Do you need board approval for the home project that you are wanting to complete? Or, are you confused about what that even means? Here we go, I’ll explain the logic and process and how to proceed forward in order to build your dream come true.
Honestly, it’s probably my least favorite part of my job because it is absolutely additional work that feels like an added expense to my clients that I wish could be avoided. But… alas it cannot. It is what it is and if you want to live in your community the rules need to be followed. I look at it this way, I don’t want my neighbor to build a huge addition 12’ from my back door if it doesn’t;’ comply with the code.*
Each city/town is different and even has a different name for the board that you will need to go in front of but they all fall under the Planning Department. In some towns, it’s referred to as ZBA (Zoning Board of Appeals) or BOA (Board of Adjustment). They are reviewing the same criteria but can have different requirements. This is where it gets very confusing. Long and short, the town’s written codes are MORE stringent than the state’s but not less. Some towns make their codes so unreasonably difficult that it costs homeowners an exceptional amount of money between civil engineering and architectural fees. While other towns tend to be more logical and reasonable. If you live in an area where “anything goes” you want to ensure you have enough land not to see your neighbor’s house. Long and short, these codes and ordinances are meant to protect the community, land, and water from overdevelopment.
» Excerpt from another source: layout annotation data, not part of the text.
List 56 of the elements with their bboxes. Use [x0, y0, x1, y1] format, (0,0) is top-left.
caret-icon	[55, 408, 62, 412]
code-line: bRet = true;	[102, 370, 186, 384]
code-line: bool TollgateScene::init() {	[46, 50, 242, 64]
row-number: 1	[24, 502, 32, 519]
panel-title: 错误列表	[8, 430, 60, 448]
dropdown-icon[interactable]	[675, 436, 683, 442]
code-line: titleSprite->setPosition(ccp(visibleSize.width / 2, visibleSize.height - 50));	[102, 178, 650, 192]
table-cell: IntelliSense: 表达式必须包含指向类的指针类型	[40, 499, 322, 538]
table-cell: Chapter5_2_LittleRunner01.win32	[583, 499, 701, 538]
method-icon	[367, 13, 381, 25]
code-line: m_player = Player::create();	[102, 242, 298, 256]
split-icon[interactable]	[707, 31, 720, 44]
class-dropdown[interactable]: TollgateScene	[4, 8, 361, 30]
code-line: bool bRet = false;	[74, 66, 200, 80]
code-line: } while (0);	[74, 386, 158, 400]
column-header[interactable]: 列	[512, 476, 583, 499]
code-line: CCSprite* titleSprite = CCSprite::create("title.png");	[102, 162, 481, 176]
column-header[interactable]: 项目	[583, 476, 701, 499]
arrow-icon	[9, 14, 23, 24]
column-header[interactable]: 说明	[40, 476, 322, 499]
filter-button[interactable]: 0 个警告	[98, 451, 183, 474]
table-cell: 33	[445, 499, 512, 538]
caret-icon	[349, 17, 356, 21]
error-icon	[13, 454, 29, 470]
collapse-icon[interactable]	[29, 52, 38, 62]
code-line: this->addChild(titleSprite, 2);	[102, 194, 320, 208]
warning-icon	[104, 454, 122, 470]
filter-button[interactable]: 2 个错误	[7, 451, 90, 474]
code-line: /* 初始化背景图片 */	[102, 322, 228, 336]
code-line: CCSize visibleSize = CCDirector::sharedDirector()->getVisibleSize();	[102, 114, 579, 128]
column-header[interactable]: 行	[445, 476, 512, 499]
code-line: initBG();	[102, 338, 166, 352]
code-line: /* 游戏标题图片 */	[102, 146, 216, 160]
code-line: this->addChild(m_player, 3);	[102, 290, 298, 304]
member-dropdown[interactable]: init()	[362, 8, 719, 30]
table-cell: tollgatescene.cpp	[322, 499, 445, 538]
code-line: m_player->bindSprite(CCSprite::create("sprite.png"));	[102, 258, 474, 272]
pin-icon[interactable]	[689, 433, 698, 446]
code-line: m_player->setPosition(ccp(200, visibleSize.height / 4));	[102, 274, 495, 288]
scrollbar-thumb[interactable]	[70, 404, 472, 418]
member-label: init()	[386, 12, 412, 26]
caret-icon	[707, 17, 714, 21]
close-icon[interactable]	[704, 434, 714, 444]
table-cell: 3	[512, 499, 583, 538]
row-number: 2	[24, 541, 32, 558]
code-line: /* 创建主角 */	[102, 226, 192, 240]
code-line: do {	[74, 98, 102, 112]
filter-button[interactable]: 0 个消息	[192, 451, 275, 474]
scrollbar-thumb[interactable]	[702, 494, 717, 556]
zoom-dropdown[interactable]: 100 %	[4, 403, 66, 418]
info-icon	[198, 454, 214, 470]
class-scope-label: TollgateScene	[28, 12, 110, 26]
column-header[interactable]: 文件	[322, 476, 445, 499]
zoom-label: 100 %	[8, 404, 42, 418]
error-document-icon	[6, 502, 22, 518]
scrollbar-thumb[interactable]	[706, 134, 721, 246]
- Portsmouth, NH: Variances are awardees through the BOA and are reasonable should you live in a single-family dwelling unit on a non-conforming lot (very typical). There is no requirement for hiring a professional, it’s just much easier and more likely to be granted if you do. 8If you are wanting to build a hotel, it’s a little more complicated but clearly can be done. Boo!
- Rye, NH: Get ready to hire an attorney, or designer and wait 6 months to be seen in front of the ZBA. It is possible to get a variance but they will make you jump through a lot of hoops including civil engineering and a water mitigation plan.
- New Castle, NH: Thie is a new code and so complicated that you should be prepared to hire a civil engineer at the minimum and they will do all the calculations. You have 4 major boards that you will need to go through for approval for a variance to be granted – and that is rare but can be done.
- Kittery Maine: Definitely civil engineering will need to be hired but that it typically all as long as you are complying to code and don’t need a variance. If you do, be prepared to fight a battle that is a minimum of a year.
- York, Maine: A reasonable town but make sure you have enough land to comply to all codes. Variances are not granted easily and they are very strict about the more populated areas such as York Beach.
- Newmarket, NH: Easy easy to get a building permit all within reason.
- Compton, NH / Mid-Coast Maine: No restrictions in the least and can pull a permit with drawings marked “Preliminary” – something is never done in the above towns you just have to follow state code.
PREPARING FOR THE BOARD REVIEW MEETING:
- Create plans that must include existing conditions and proposed projects with comparable heights and footprints. Should your project be approved, this is what you are building so make sure it is exactly what you want – including the location/sizes of windows and doors.
- A Site Plan must be created that includes all calculations with existing and proposed. This will consist of Living Area, Lot Coverage, and Gross Living Area.
- Prepare your narrative that will lay out the Scope of Project and the 5 Criteria that will be reviewed by the board. Most are fairly straightforward (Staying in the spirit of the neighborhood, staying environmentally friendly, considering safety concerns, and displaying hardship). The hardship is typically the most difficult argument because it is left up to individual interpretation and remember, the board is comprised of individual humans with their own interpretation of your project. What is reasonable to you might not be reasonable to someone else.
- Presenting the project to the board. Here are my hints:
- Always be respectful to the board; a little flattery never hurts.
- Always be present at the meeting even if you have to travel to the meeting or get a babysitter. When I present, I will go through the entire project answering questions that the board might have then I ask the homeowners to give a human appeal. For example, they might want to have more children and they simply don’t fit in their current home.
- Show up early so that you can hear what the other projects are about and where the board is leaning. You can address something that came up earlier in the evening – like parking concerns etc.
- Know what the board wants to see. Do your research ahead of time because it is typically on the city/town website. If it is not, it is somewhere in town hall even if it’s the town planner or building inspector that has it in their head, it’s worth a healthy conversation.
The actual presentation is the easiest part of the process as long as you have properly prepared. Yes, it’s a lot of work but worth it if it is approved. Should your project be denied, you can re-submit but it has to be a “considerable” change. Typically, they will not “negotiate” right in the meeting the night of the meeting but sometimes they can approve with contingencies. My suggestion is to make sure that the project that you present is reasonable, functional for you, and be well-prepared.
*True story, this almost happened, and if it wasn’t for the variance guidelines it most certainly would have.